1. Differentiable Rendering for Implicit Representations: The paper proposes a differentiable rendering approach specifically tailored for implicit representations of shape and texture. Implicit representations define the geometry and appearance of objects continuously in space, offering advantages such as flexibility in object topology and scalability to high resolutions.
2. Analytic Depth Gradients: A significant insight of the paper is the use of implicit differentiation for computing depth gradients analytically. This allows for the direct optimization of the 3D representation based on 2D image supervision, bridging the gap between 2D observations and 3D model learning.
3. Memory Efficiency: Another intriguing aspect of the DVR method is its memory efficiency. Unlike voxel-based methods that require large memory footprints to store volumetric data during the forward pass, the DVR method maintains a constant memory footprint regardless of the sampling accuracy in the depth prediction step.

Methodology

The DVR framework builds on the concept of implicit neural representations, such as occupancy networks for shape and texture fields for color information. The learning process involves running a volumetric rendering process in which rays are cast through pixels, evaluating the occupancy network along each ray to find the surface depth. The texture field is then queried at the identified surface points to predict the corresponding color values.

Loss Functions

The authors define several loss functions to train the DVR model:

• RGB Loss: A photometric reconstruction loss is used to measure the consistency between predicted and observed pixel values.
• Depth Loss: When depth maps are available, an additional depth consistency loss can be used to improve the geometry accuracy.
• Freespace and Occupancy Losses: These losses are introduced to handle points lying outside or inside the object masks, encouraging the network to produce valid surface points.
• Normal Loss: An optional smoothness prior is included to regularize surface normals and enforce natural shapes.

Experimental Evaluation

The paper reports thorough experimental evaluations on both synthetic (ShapeNet) and real-world (DTU) datasets. Key findings include:

1. Single-View Reconstruction: DVR was shown to produce high-quality 3D reconstructions from single 2D images, performing comparably or better than existing methods with 3D supervision. The approach generalizes across various object categories and is not restricted by object topology.
2. Learning from Limited Supervision: Remarkably, DVR can accurately reconstruct 3D shapes using as little as one image per object during training. This is achieved by aggregating information over multiple training instances, demonstrating the robustness of the method.
3. Multi-View Reconstruction: The method was successfully applied to multi-view stereo tasks, generating watertight meshes and leveraging texture information to surpass the visual hull, indicating its applicability to real-world scenarios.

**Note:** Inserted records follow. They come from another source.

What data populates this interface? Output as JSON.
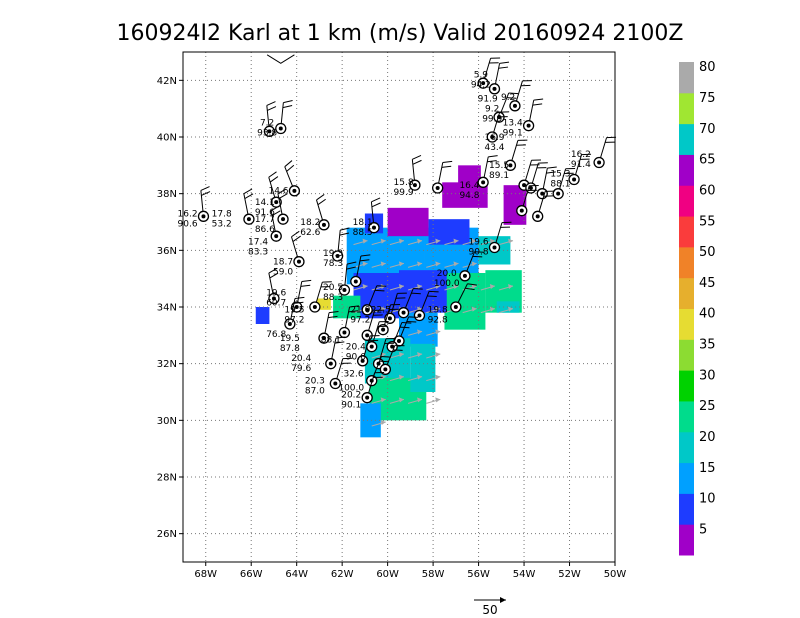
{
  "title": "160924I2 Karl at 1 km (m/s) Valid 20160924  2100Z",
  "map": {
    "lon_range": [
      -69,
      -50
    ],
    "lat_range": [
      25,
      43
    ],
    "lon_ticks": [
      -68,
      -66,
      -64,
      -62,
      -60,
      -58,
      -56,
      -54,
      -52,
      -50
    ],
    "lat_ticks": [
      26,
      28,
      30,
      32,
      34,
      36,
      38,
      40,
      42
    ],
    "lon_labels": [
      "68W",
      "66W",
      "64W",
      "62W",
      "60W",
      "58W",
      "56W",
      "54W",
      "52W",
      "50W"
    ],
    "lat_labels": [
      "26N",
      "28N",
      "30N",
      "32N",
      "34N",
      "36N",
      "38N",
      "40N",
      "42N"
    ],
    "grid": true
  },
  "colorbar": {
    "labels": [
      "5",
      "10",
      "15",
      "20",
      "25",
      "30",
      "35",
      "40",
      "45",
      "50",
      "55",
      "60",
      "65",
      "70",
      "75",
      "80"
    ],
    "colors": [
      "#a000c8",
      "#1e3cff",
      "#00a0ff",
      "#00c8c8",
      "#00dc8c",
      "#00d200",
      "#8cdc32",
      "#e6dc32",
      "#e6af2d",
      "#f08228",
      "#fa3c3c",
      "#f00082",
      "#a000c8",
      "#00c8c8",
      "#a0e632",
      "#aaaaaa"
    ]
  },
  "reference_vector": {
    "label": "50"
  },
  "colors": {
    "wind_arrow": "#aaaaaa",
    "station": "#000000"
  },
  "obs_labels": [
    {
      "lon": -55.9,
      "lat": 42.1,
      "speed": "5.9",
      "dir": "94.2"
    },
    {
      "lon": -55.6,
      "lat": 41.6,
      "speed": "",
      "dir": "91.9"
    },
    {
      "lon": -54.7,
      "lat": 41.3,
      "speed": "9.2",
      "dir": ""
    },
    {
      "lon": -55.4,
      "lat": 40.9,
      "speed": "9.2",
      "dir": "99.9"
    },
    {
      "lon": -54.5,
      "lat": 40.4,
      "speed": "13.4",
      "dir": "99.1"
    },
    {
      "lon": -65.3,
      "lat": 40.4,
      "speed": "7.2",
      "dir": "93.8"
    },
    {
      "lon": -55.3,
      "lat": 39.9,
      "speed": "16.9",
      "dir": "43.4"
    },
    {
      "lon": -51.5,
      "lat": 39.3,
      "speed": "16.2",
      "dir": "91.4"
    },
    {
      "lon": -55.1,
      "lat": 38.9,
      "speed": "15.5",
      "dir": "89.1"
    },
    {
      "lon": -52.4,
      "lat": 38.6,
      "speed": "15.3",
      "dir": "88.1"
    },
    {
      "lon": -59.3,
      "lat": 38.3,
      "speed": "15.8",
      "dir": "99.9"
    },
    {
      "lon": -56.4,
      "lat": 38.2,
      "speed": "16.4",
      "dir": "94.8"
    },
    {
      "lon": -64.8,
      "lat": 38.0,
      "speed": "14.6",
      "dir": ""
    },
    {
      "lon": -65.4,
      "lat": 37.6,
      "speed": "14.1",
      "dir": "91.6"
    },
    {
      "lon": -67.3,
      "lat": 37.2,
      "speed": "17.8",
      "dir": "53.2"
    },
    {
      "lon": -68.8,
      "lat": 37.2,
      "speed": "16.2",
      "dir": "90.6"
    },
    {
      "lon": -65.4,
      "lat": 37.0,
      "speed": "17.7",
      "dir": "86.6"
    },
    {
      "lon": -63.4,
      "lat": 36.9,
      "speed": "18.2",
      "dir": "62.6"
    },
    {
      "lon": -61.1,
      "lat": 36.9,
      "speed": "18.1",
      "dir": "88.5"
    },
    {
      "lon": -65.7,
      "lat": 36.2,
      "speed": "17.4",
      "dir": "83.3"
    },
    {
      "lon": -56.0,
      "lat": 36.2,
      "speed": "19.6",
      "dir": "90.8"
    },
    {
      "lon": -62.4,
      "lat": 35.8,
      "speed": "19.3",
      "dir": "78.3"
    },
    {
      "lon": -64.6,
      "lat": 35.5,
      "speed": "18.7",
      "dir": "59.0"
    },
    {
      "lon": -57.4,
      "lat": 35.1,
      "speed": "20.0",
      "dir": "100.0"
    },
    {
      "lon": -62.4,
      "lat": 34.6,
      "speed": "20.5",
      "dir": "88.3"
    },
    {
      "lon": -64.9,
      "lat": 34.4,
      "speed": "19.6",
      "dir": "60.7"
    },
    {
      "lon": -57.8,
      "lat": 33.8,
      "speed": "19.8",
      "dir": "92.8"
    },
    {
      "lon": -64.1,
      "lat": 33.8,
      "speed": "19.5",
      "dir": "97.2"
    },
    {
      "lon": -61.2,
      "lat": 33.8,
      "speed": "21.0",
      "dir": "97.2"
    },
    {
      "lon": -60.3,
      "lat": 33.8,
      "speed": "22.5",
      "dir": ""
    },
    {
      "lon": -64.9,
      "lat": 33.3,
      "speed": "",
      "dir": "76.8"
    },
    {
      "lon": -62.5,
      "lat": 33.1,
      "speed": "",
      "dir": "88.1"
    },
    {
      "lon": -64.3,
      "lat": 32.8,
      "speed": "19.5",
      "dir": "87.8"
    },
    {
      "lon": -61.4,
      "lat": 32.5,
      "speed": "20.4",
      "dir": "90.6"
    },
    {
      "lon": -63.8,
      "lat": 32.1,
      "speed": "20.4",
      "dir": "79.6"
    },
    {
      "lon": -61.5,
      "lat": 31.9,
      "speed": "",
      "dir": "32.6"
    },
    {
      "lon": -63.2,
      "lat": 31.3,
      "speed": "20.3",
      "dir": "87.0"
    },
    {
      "lon": -61.6,
      "lat": 31.4,
      "speed": "",
      "dir": "100.0"
    },
    {
      "lon": -61.6,
      "lat": 30.8,
      "speed": "20.2",
      "dir": "90.1"
    }
  ],
  "stations": [
    {
      "lon": -55.8,
      "lat": 41.9,
      "u": 0.3,
      "v": 1.0
    },
    {
      "lon": -55.3,
      "lat": 41.7,
      "u": 0.2,
      "v": 1.0
    },
    {
      "lon": -54.4,
      "lat": 41.1,
      "u": 0.3,
      "v": 1.0
    },
    {
      "lon": -55.1,
      "lat": 40.7,
      "u": 0.4,
      "v": 1.0
    },
    {
      "lon": -53.8,
      "lat": 40.4,
      "u": 0.2,
      "v": 1.0
    },
    {
      "lon": -55.4,
      "lat": 40.0,
      "u": 0.3,
      "v": 1.0
    },
    {
      "lon": -64.7,
      "lat": 40.3,
      "u": 0.1,
      "v": 1.0
    },
    {
      "lon": -65.2,
      "lat": 40.2,
      "u": -0.1,
      "v": 1.0
    },
    {
      "lon": -50.7,
      "lat": 39.1,
      "u": 0.3,
      "v": 1.0
    },
    {
      "lon": -54.6,
      "lat": 39.0,
      "u": 0.3,
      "v": 1.0
    },
    {
      "lon": -51.8,
      "lat": 38.5,
      "u": 0.3,
      "v": 1.0
    },
    {
      "lon": -55.8,
      "lat": 38.4,
      "u": 0.2,
      "v": 1.0
    },
    {
      "lon": -58.8,
      "lat": 38.3,
      "u": -0.1,
      "v": 1.0
    },
    {
      "lon": -54.0,
      "lat": 38.3,
      "u": 0.3,
      "v": 1.0
    },
    {
      "lon": -53.7,
      "lat": 38.2,
      "u": 0.3,
      "v": 1.0
    },
    {
      "lon": -57.8,
      "lat": 38.2,
      "u": 0.2,
      "v": 1.0
    },
    {
      "lon": -52.5,
      "lat": 38.0,
      "u": 0.3,
      "v": 1.0
    },
    {
      "lon": -53.2,
      "lat": 38.0,
      "u": 0.2,
      "v": 1.0
    },
    {
      "lon": -64.1,
      "lat": 38.1,
      "u": -0.4,
      "v": 1.0
    },
    {
      "lon": -64.9,
      "lat": 37.7,
      "u": -0.3,
      "v": 1.0
    },
    {
      "lon": -54.1,
      "lat": 37.4,
      "u": 0.3,
      "v": 1.0
    },
    {
      "lon": -53.4,
      "lat": 37.2,
      "u": 0.3,
      "v": 1.0
    },
    {
      "lon": -66.1,
      "lat": 37.1,
      "u": -0.2,
      "v": 1.0
    },
    {
      "lon": -68.1,
      "lat": 37.2,
      "u": -0.1,
      "v": 1.0
    },
    {
      "lon": -64.6,
      "lat": 37.1,
      "u": -0.2,
      "v": 1.0
    },
    {
      "lon": -62.8,
      "lat": 36.9,
      "u": -0.3,
      "v": 1.0
    },
    {
      "lon": -60.6,
      "lat": 36.8,
      "u": -0.1,
      "v": 1.0
    },
    {
      "lon": -64.9,
      "lat": 36.5,
      "u": -0.2,
      "v": 1.0
    },
    {
      "lon": -55.3,
      "lat": 36.1,
      "u": 0.3,
      "v": 1.0
    },
    {
      "lon": -62.2,
      "lat": 35.8,
      "u": 0.1,
      "v": 1.0
    },
    {
      "lon": -63.9,
      "lat": 35.6,
      "u": -0.3,
      "v": 1.0
    },
    {
      "lon": -56.6,
      "lat": 35.1,
      "u": 0.4,
      "v": 1.0
    },
    {
      "lon": -61.4,
      "lat": 34.9,
      "u": 0.2,
      "v": 1.0
    },
    {
      "lon": -61.9,
      "lat": 34.6,
      "u": 0.1,
      "v": 1.0
    },
    {
      "lon": -65.0,
      "lat": 34.3,
      "u": -0.2,
      "v": 1.0
    },
    {
      "lon": -57.0,
      "lat": 34.0,
      "u": 0.5,
      "v": 1.0
    },
    {
      "lon": -64.0,
      "lat": 34.0,
      "u": 0.2,
      "v": 1.0
    },
    {
      "lon": -63.2,
      "lat": 34.0,
      "u": 0.3,
      "v": 1.0
    },
    {
      "lon": -60.9,
      "lat": 33.9,
      "u": 0.4,
      "v": 1.0
    },
    {
      "lon": -59.3,
      "lat": 33.8,
      "u": 0.4,
      "v": 1.0
    },
    {
      "lon": -58.6,
      "lat": 33.7,
      "u": 0.4,
      "v": 1.0
    },
    {
      "lon": -59.9,
      "lat": 33.6,
      "u": 0.3,
      "v": 1.0
    },
    {
      "lon": -64.3,
      "lat": 33.4,
      "u": 0.2,
      "v": 1.0
    },
    {
      "lon": -60.2,
      "lat": 33.2,
      "u": 0.3,
      "v": 1.0
    },
    {
      "lon": -61.9,
      "lat": 33.1,
      "u": 0.2,
      "v": 1.0
    },
    {
      "lon": -60.9,
      "lat": 33.0,
      "u": 0.3,
      "v": 1.0
    },
    {
      "lon": -62.8,
      "lat": 32.9,
      "u": 0.2,
      "v": 1.0
    },
    {
      "lon": -59.5,
      "lat": 32.8,
      "u": 0.4,
      "v": 1.0
    },
    {
      "lon": -60.7,
      "lat": 32.6,
      "u": 0.3,
      "v": 1.0
    },
    {
      "lon": -59.8,
      "lat": 32.6,
      "u": 0.4,
      "v": 1.0
    },
    {
      "lon": -61.1,
      "lat": 32.1,
      "u": 0.3,
      "v": 1.0
    },
    {
      "lon": -60.4,
      "lat": 32.0,
      "u": 0.3,
      "v": 1.0
    },
    {
      "lon": -62.5,
      "lat": 32.0,
      "u": 0.2,
      "v": 1.0
    },
    {
      "lon": -60.1,
      "lat": 31.8,
      "u": 0.4,
      "v": 1.0
    },
    {
      "lon": -62.3,
      "lat": 31.3,
      "u": 0.3,
      "v": 1.0
    },
    {
      "lon": -60.7,
      "lat": 31.4,
      "u": 0.4,
      "v": 1.0
    },
    {
      "lon": -60.9,
      "lat": 30.8,
      "u": 0.3,
      "v": 1.0
    }
  ]
}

Implications and Future Directions

The DVR method presents a scalable and flexible approach for 3D reconstruction without the need for 3D ground truth, making it highly relevant for applications where obtaining detailed 3D data is challenging. Practically, this can benefit areas such as augmented reality, robotics, and medical imaging, where acquiring detailed 3D scans may not always be feasible.

Theoretically, this research opens new avenues for investigating how implicit representations can be further refined and utilized, especially in contexts involving more complex material properties and dynamic scenes. Future work could explore extending DVR to handle varying lighting conditions, soft masks, and automatically estimated camera parameters, thereby broadening its applicability even further.

In summary, the paper introduces a significant advancement in the field of 3D computer vision by providing a robust and efficient framework for learning 3D representations directly from 2D images. This capability is particularly valuable for advancing real-world applications requiring detailed 3D understanding from limited data inputs.